Improved Techniques for Training GANs
Idea
GANs are trained with a game theoretic setting where both the discriminator and the generator are trained to minimize their individual losses, thereby, potentially impacting the loss of the other entity and leading to training collapse.
This paper tries to list the techniques/tricks that can be used to stabilize and improve GAN training.
Method
The paper describes several different methods of improving the convergence of GANs
- Feature Matching: Instead of simply training the network to maximize the discriminator loss, run a discriminator on the generated distribution to encourage it to generate output that is close to the desired distribution. i.e. Train the generator to match expected feature values on an intermediate layer of the discriminator.
- Minibatch Discrimination: The collapse of GANs can be avoided to a better extent by having the discriminator look at multiple examples simultaneously as opposed to training it with each data-point in isolation.
- Historical Averaging: This is adding a loss term that computes the divergence of the current model parameters from the average model parameters from the previous $t$ epochs.
- One-sided Label Smoothing: Instead of predicting the discrete labels 0 and 1 in a classification problem, label smoothing sets the tragets to 0.1 and 0.9 and this reduces the vulnerability of neural networks to adversarial samples.
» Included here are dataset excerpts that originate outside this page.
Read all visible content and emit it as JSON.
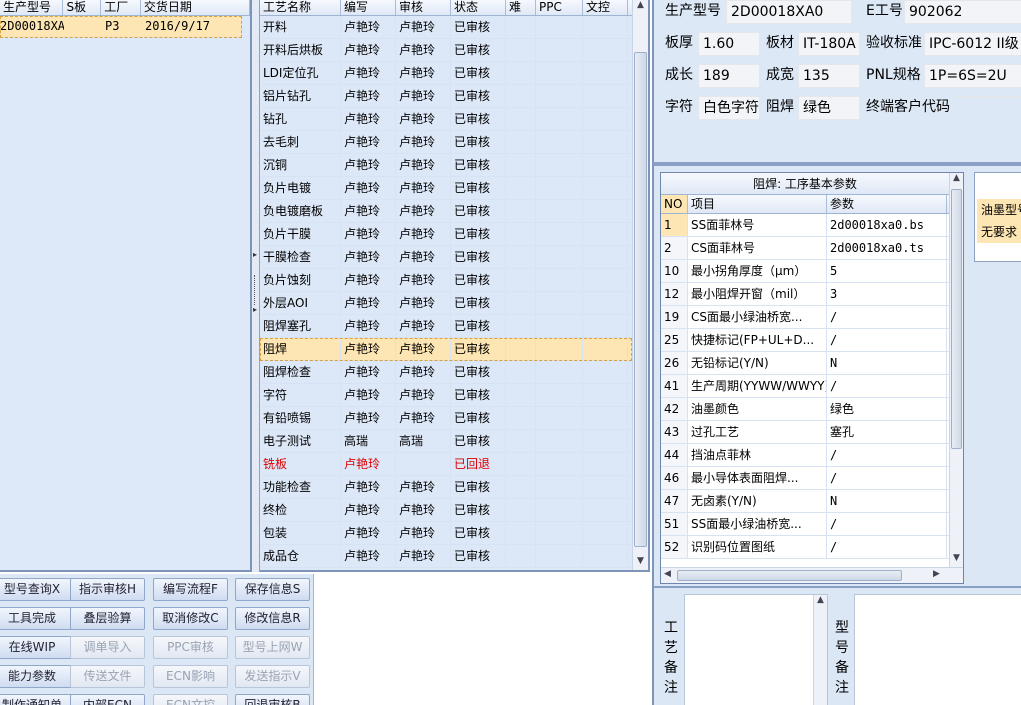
{
  "left_grid": {
    "headers": [
      "生产型号",
      "S板",
      "工厂",
      "交货日期"
    ],
    "rows": [
      [
        "2D00018XA0",
        "",
        "P3",
        "2016/9/17"
      ]
    ]
  },
  "process_grid": {
    "headers": [
      "工艺名称",
      "编写",
      "审核",
      "状态",
      "难",
      "PPC",
      "文控"
    ],
    "rows": [
      {
        "name": "开料",
        "writer": "卢艳玲",
        "reviewer": "卢艳玲",
        "status": "已审核"
      },
      {
        "name": "开料后烘板",
        "writer": "卢艳玲",
        "reviewer": "卢艳玲",
        "status": "已审核"
      },
      {
        "name": "LDI定位孔",
        "writer": "卢艳玲",
        "reviewer": "卢艳玲",
        "status": "已审核"
      },
      {
        "name": "铝片钻孔",
        "writer": "卢艳玲",
        "reviewer": "卢艳玲",
        "status": "已审核"
      },
      {
        "name": "钻孔",
        "writer": "卢艳玲",
        "reviewer": "卢艳玲",
        "status": "已审核"
      },
      {
        "name": "去毛刺",
        "writer": "卢艳玲",
        "reviewer": "卢艳玲",
        "status": "已审核"
      },
      {
        "name": "沉铜",
        "writer": "卢艳玲",
        "reviewer": "卢艳玲",
        "status": "已审核"
      },
      {
        "name": "负片电镀",
        "writer": "卢艳玲",
        "reviewer": "卢艳玲",
        "status": "已审核"
      },
      {
        "name": "负电镀磨板",
        "writer": "卢艳玲",
        "reviewer": "卢艳玲",
        "status": "已审核"
      },
      {
        "name": "负片干膜",
        "writer": "卢艳玲",
        "reviewer": "卢艳玲",
        "status": "已审核"
      },
      {
        "name": "干膜检查",
        "writer": "卢艳玲",
        "reviewer": "卢艳玲",
        "status": "已审核"
      },
      {
        "name": "负片蚀刻",
        "writer": "卢艳玲",
        "reviewer": "卢艳玲",
        "status": "已审核"
      },
      {
        "name": "外层AOI",
        "writer": "卢艳玲",
        "reviewer": "卢艳玲",
        "status": "已审核"
      },
      {
        "name": "阻焊塞孔",
        "writer": "卢艳玲",
        "reviewer": "卢艳玲",
        "status": "已审核"
      },
      {
        "name": "阻焊",
        "writer": "卢艳玲",
        "reviewer": "卢艳玲",
        "status": "已审核"
      },
      {
        "name": "阻焊检查",
        "writer": "卢艳玲",
        "reviewer": "卢艳玲",
        "status": "已审核"
      },
      {
        "name": "字符",
        "writer": "卢艳玲",
        "reviewer": "卢艳玲",
        "status": "已审核"
      },
      {
        "name": "有铅喷锡",
        "writer": "卢艳玲",
        "reviewer": "卢艳玲",
        "status": "已审核"
      },
      {
        "name": "电子测试",
        "writer": "高瑞",
        "reviewer": "高瑞",
        "status": "已审核"
      },
      {
        "name": "铣板",
        "writer": "卢艳玲",
        "reviewer": "",
        "status": "已回退"
      },
      {
        "name": "功能检查",
        "writer": "卢艳玲",
        "reviewer": "卢艳玲",
        "status": "已审核"
      },
      {
        "name": "终检",
        "writer": "卢艳玲",
        "reviewer": "卢艳玲",
        "status": "已审核"
      },
      {
        "name": "包装",
        "writer": "卢艳玲",
        "reviewer": "卢艳玲",
        "status": "已审核"
      },
      {
        "name": "成品仓",
        "writer": "卢艳玲",
        "reviewer": "卢艳玲",
        "status": "已审核"
      }
    ]
  },
  "buttons": [
    {
      "label": "型号查询X",
      "enabled": true
    },
    {
      "label": "指示审核H",
      "enabled": true
    },
    {
      "label": "编写流程F",
      "enabled": true
    },
    {
      "label": "保存信息S",
      "enabled": true
    },
    {
      "label": "工具完成",
      "enabled": true
    },
    {
      "label": "叠层验算",
      "enabled": true
    },
    {
      "label": "取消修改C",
      "enabled": true
    },
    {
      "label": "修改信息R",
      "enabled": true
    },
    {
      "label": "在线WIP",
      "enabled": true
    },
    {
      "label": "调单导入",
      "enabled": false
    },
    {
      "label": "PPC审核",
      "enabled": false
    },
    {
      "label": "型号上网W",
      "enabled": false
    },
    {
      "label": "能力参数",
      "enabled": true
    },
    {
      "label": "传送文件",
      "enabled": false
    },
    {
      "label": "ECN影响",
      "enabled": false
    },
    {
      "label": "发送指示V",
      "enabled": false
    },
    {
      "label": "制作通知单",
      "enabled": true
    },
    {
      "label": "内部ECN",
      "enabled": true
    },
    {
      "label": "ECN文控",
      "enabled": false
    },
    {
      "label": "回退审核B",
      "enabled": true
    }
  ],
  "info": {
    "model_label": "生产型号",
    "model_value": "2D00018XA0",
    "eno_label": "E工号",
    "eno_value": "902062",
    "thickness_label": "板厚",
    "thickness_value": "1.60",
    "material_label": "板材",
    "material_value": "IT-180A",
    "standard_label": "验收标准",
    "standard_value": "IPC-6012 II级",
    "length_label": "成长",
    "length_value": "189",
    "width_label": "成宽",
    "width_value": "135",
    "pnl_label": "PNL规格",
    "pnl_value": "1P=6S=2U",
    "char_label": "字符",
    "char_value": "白色字符",
    "mask_label": "阻焊",
    "mask_value": "绿色",
    "customer_code_label": "终端客户代码",
    "customer_code_value": ""
  },
  "params": {
    "title": "阻焊: 工序基本参数",
    "headers": [
      "NO",
      "项目",
      "参数"
    ],
    "rows": [
      {
        "no": "1",
        "item": "SS面菲林号",
        "value": "2d00018xa0.bs"
      },
      {
        "no": "2",
        "item": "CS面菲林号",
        "value": "2d00018xa0.ts"
      },
      {
        "no": "10",
        "item": "最小拐角厚度（μm）",
        "value": "5"
      },
      {
        "no": "12",
        "item": "最小阻焊开窗（mil）",
        "value": "3"
      },
      {
        "no": "19",
        "item": "CS面最小绿油桥宽...",
        "value": "/"
      },
      {
        "no": "25",
        "item": "快捷标记(FP+UL+D...",
        "value": "/"
      },
      {
        "no": "26",
        "item": "无铅标记(Y/N)",
        "value": "N"
      },
      {
        "no": "41",
        "item": "生产周期(YYWW/WWYY)",
        "value": "/"
      },
      {
        "no": "42",
        "item": "油墨颜色",
        "value": "绿色"
      },
      {
        "no": "43",
        "item": "过孔工艺",
        "value": "塞孔"
      },
      {
        "no": "44",
        "item": "挡油点菲林",
        "value": "/"
      },
      {
        "no": "46",
        "item": "最小导体表面阻焊...",
        "value": "/"
      },
      {
        "no": "47",
        "item": "无卤素(Y/N)",
        "value": "N"
      },
      {
        "no": "51",
        "item": "SS面最小绿油桥宽...",
        "value": "/"
      },
      {
        "no": "52",
        "item": "识别码位置图纸",
        "value": "/"
      }
    ]
  },
  "ink": {
    "header": "油墨型号",
    "value": "无要求"
  },
  "notes": {
    "process_label": "工艺备注",
    "model_label": "型号备注"
  }
}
In one-sided label smoothing, only the positive labels are smoothed.
- Virtual batch normalization: To avoid adding batch-bias by performing batch-norm over every batch, a preset batch is chosen as a reference batch and each data-point is normalized with respect to that.
The authors also propose using a pre-trained model (eg. The Inception model) and measuring the entropy of its predictions as a proxy of how confident the model is about the generated examples, which gives us an estimate of the image quality.